# nissan 200sx origin questions



## 2Fas4U (Aug 28, 2004)

hey all, i am confussed about the nissan 200sx. there was a turbo and a non turbo made, right? and there is a Front Wheel Drive, as well as a Rear Wheel Drive, right? is this a predecessor of the american and/or Jap. 240sx and/or Silvia, or is this the predecessor of the American Sentre? what motor came in this car, the CA18?? why make the same car in FWD and RWD? I believe the specific i am concerned with is some where between 88-91. this body is a 2 door hatch with flip up head lights. it is definitly NA. any and all responses are welcome, thanks 4 U'r time.


----------



## CHRIS/SR/SE (Dec 15, 2003)

2Fas4U said:


> hey all, i am confussed about the nissan 200sx. there was a turbo and a non turbo made, right? and there is a Front Wheel Drive, as well as a Rear Wheel Drive, right? is this a predecessor of the american and/or Jap. 240sx and/or Silvia, or is this the predecessor of the American Sentre? what motor came in this car, the CA18?? why make the same car in FWD and RWD? I believe the specific i am concerned with is some where between 88-91. this body is a 2 door hatch with flip up head lights. it is definitly NA. any and all responses are welcome, thanks 4 U'r time.


First off I'm not a pro on this...

In Europe there was the Silvia/240sx(s13,14 ect. body) called a 200sx.(RWD)
In the US the 200sx was the predecessor to the 240sx (S12... I think) which also came with a V6 in 89 or there about (but from what I understand they are rare).(2.0L or 3.0L, RWD) and looks like this:








Finally the 200sx was a 2 door version of the Sentra from 95-99 (b14).(1.6L or 2.0L, FWD)

Like I said though I'm no pro on it.


----------



## chimmike (Oct 17, 2002)

in the 90s the 200sx in the US was ALL FWD and all NON-turbo.


----------



## ReVerm (Jan 13, 2003)

2Fas4U said:


> hey all, i am confussed about the nissan 200sx. there was a turbo and a non turbo made, right? and there is a Front Wheel Drive, as well as a Rear Wheel Drive, right? is this a predecessor of the american and/or Jap. 240sx and/or Silvia, or is this the predecessor of the American Sentre? what motor came in this car, the CA18?? why make the same car in FWD and RWD? I believe the specific i am concerned with is some where between 88-91. this body is a 2 door hatch with flip up head lights. it is definitly NA. any and all responses are welcome, thanks 4 U'r time.


The first thing you should know is that the 200sx nameplate was used for two completely different lines of cars (and in different parts of the world).

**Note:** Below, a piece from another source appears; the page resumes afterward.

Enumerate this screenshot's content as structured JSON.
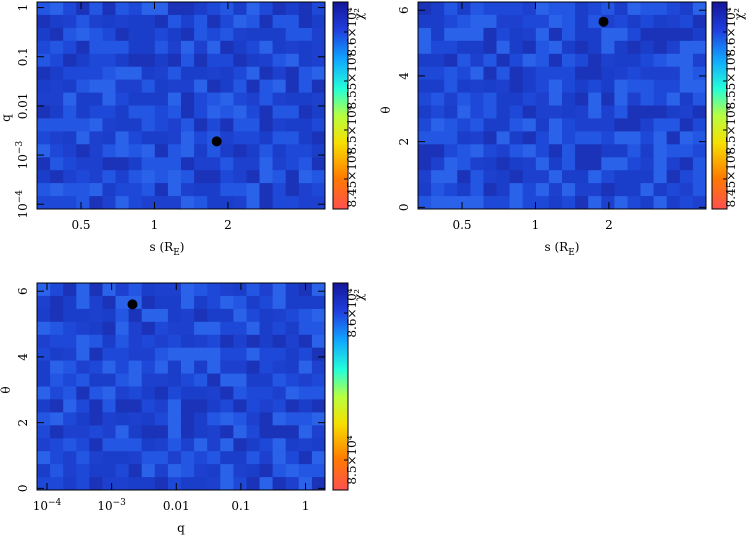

The rear drive "200sx"s were built on the "S" chassis (S10, S12, S13, etc). The front drive "200sx" built between 95 and 98 in the US were built on the "B" chassis (B14). The S and B chassis cars are completely different. 

That being said, you'll have better luck researching the car histories if you search by chassis codes rather than by the "200sx" name (S chassis cars were also called a number of things, ranging from "Silvia" to "Gazelle").

Here's a few links abou the older S chassis cars to get you started:
http://www.bengoodger.com/cars/silvia/history.shtml
http://www.v6-s12.com/History.htm


----------



## Radioaktiv (Feb 12, 2004)

/_error_.cp


----------



## 2Fas4U (Aug 28, 2004)

Thanks for the help. I'm not certain because the only thing on the car is the mark of what used to say 200sx but looking at the pictures i believe it is a S12 which would make it RWD i'll have to check but from the way it feels i doubt it's a 3.0 so that means it has the CA 2.0 or 2.2 engine in it righ?


----------



## ReVerm (Jan 13, 2003)

2Fas4U said:


> Thanks for the help. I'm not certain because the only thing on the car is the mark of what used to say 200sx but looking at the pictures i believe it is a S12 which would make it RWD i'll have to check but from the way it feels i doubt it's a 3.0 so that means it has the CA 2.0 or 2.2 engine in it righ?


I'd just take a look under the hood if you want to find out what engine is in it. Comparing that to photographs of other people's engine bays is probably the easiest way of figuring it out.


----------



## Pretty White (May 6, 2002)

The Datsun 200SX you all probally know, has a 8 plug 2.0 4 cylinder and was turbocharged. The same motor as in the Stanza of the time. It was RWD. It came with the optional 3.0V6 motor from the 300ZX and Maxima of the day as well. The 240SX replaced it. The 200SX came back as a 2 door replacement for the Sentra SE-R/SE in 1995. 
In Europe as described above the 200SX is the SR20 version of out KA24 240SX.


----------